Forse vorranno realizzare loro quel paese del Mulino Bianco come era stato bollato il nostro progetto. Poi però la fantasia si scontra con la dura realtà e gli impegni si trasformano in promesse da marinaio. Come per il bando per la videosorveglianza che a distanza di un anno e mezzo non sappiamo ancora a che punto sia, tanto per dirne una. Mancano i fondi sì per realizzare le grandi opere, ma mancano per incuranza e per inerzia».

«Un primato: l’aver creato una barriera tra Comune e cittadini»

«Ci si loda per 200mila euro “piovuti dal cielo” quando le risorse economiche del Pnrr, transitate e non godute, erano di tenore ben diverso! L’impegno della maggioranza è invece nel gridare allo “scandalo” quando le opposizioni chiedono rispetto, alla “propaganda elettorale” quando portano in consiglio delle proposte e alla “polemica” quando si contesta con dati di fatto “oggettivi“ gli atti errati, incompleti o la superficialità nell’approccio ai temi del territorio.

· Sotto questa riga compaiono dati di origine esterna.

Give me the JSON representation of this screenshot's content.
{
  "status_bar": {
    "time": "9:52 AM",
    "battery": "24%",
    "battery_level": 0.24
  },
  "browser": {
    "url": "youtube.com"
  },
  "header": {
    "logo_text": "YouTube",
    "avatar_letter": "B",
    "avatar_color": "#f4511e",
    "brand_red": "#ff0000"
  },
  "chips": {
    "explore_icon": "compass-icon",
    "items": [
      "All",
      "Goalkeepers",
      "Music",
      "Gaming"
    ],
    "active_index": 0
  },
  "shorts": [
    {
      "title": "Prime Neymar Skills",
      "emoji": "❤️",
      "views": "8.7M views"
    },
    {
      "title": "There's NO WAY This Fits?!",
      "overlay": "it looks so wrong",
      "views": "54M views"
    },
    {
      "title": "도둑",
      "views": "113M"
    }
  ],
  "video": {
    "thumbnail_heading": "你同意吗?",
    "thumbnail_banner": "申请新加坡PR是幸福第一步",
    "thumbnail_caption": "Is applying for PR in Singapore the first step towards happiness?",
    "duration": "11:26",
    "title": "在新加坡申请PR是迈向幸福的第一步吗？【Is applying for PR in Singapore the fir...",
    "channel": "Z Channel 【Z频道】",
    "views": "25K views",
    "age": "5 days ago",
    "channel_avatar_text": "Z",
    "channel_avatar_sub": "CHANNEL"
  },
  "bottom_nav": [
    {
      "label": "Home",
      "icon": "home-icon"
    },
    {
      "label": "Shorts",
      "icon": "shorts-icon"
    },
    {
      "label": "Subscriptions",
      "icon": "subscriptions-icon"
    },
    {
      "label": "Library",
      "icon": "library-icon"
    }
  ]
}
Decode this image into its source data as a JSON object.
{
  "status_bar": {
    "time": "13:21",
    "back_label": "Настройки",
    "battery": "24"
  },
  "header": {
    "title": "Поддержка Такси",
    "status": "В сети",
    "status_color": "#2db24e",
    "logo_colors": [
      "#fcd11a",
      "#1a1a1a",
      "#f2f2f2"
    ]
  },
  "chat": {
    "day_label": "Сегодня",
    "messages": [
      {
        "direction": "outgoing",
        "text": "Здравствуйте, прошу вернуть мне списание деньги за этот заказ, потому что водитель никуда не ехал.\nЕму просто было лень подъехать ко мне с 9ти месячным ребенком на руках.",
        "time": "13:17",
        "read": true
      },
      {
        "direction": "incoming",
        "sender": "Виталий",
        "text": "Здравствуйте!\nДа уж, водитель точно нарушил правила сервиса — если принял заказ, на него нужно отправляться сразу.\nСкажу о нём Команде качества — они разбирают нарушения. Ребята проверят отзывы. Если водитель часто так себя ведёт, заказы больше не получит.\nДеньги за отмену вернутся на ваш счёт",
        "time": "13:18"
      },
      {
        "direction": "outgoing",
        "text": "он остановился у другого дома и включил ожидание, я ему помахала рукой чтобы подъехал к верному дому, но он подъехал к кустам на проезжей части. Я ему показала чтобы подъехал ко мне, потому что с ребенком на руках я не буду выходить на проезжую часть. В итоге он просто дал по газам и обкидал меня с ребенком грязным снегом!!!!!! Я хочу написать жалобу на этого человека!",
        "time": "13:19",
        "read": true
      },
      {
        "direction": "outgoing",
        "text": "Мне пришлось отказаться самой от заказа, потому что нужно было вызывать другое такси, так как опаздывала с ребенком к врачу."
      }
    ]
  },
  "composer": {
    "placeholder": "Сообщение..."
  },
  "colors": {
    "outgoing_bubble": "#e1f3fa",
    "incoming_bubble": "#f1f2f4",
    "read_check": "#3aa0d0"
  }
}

A questa maggioranza va riconosciuto un primato: l’aver creato una barriera tra Comune e cittadini. I cittadini hanno difficoltà ad approcciarsi con l’amministrazione comunale. Il Comune è visto come un gigante insormontabile, uno steccato invalicabile, ledendo l’immagine e la fiducia verso coloro che sono i rappresentanti politici più prossimi ai cittadini. E questa percezione produce un fatto incontrovertibile: lo scarso impegno nella vita della comunità, l’allontanamento dalle urne e la crescita esponenziale dell’astensionismo».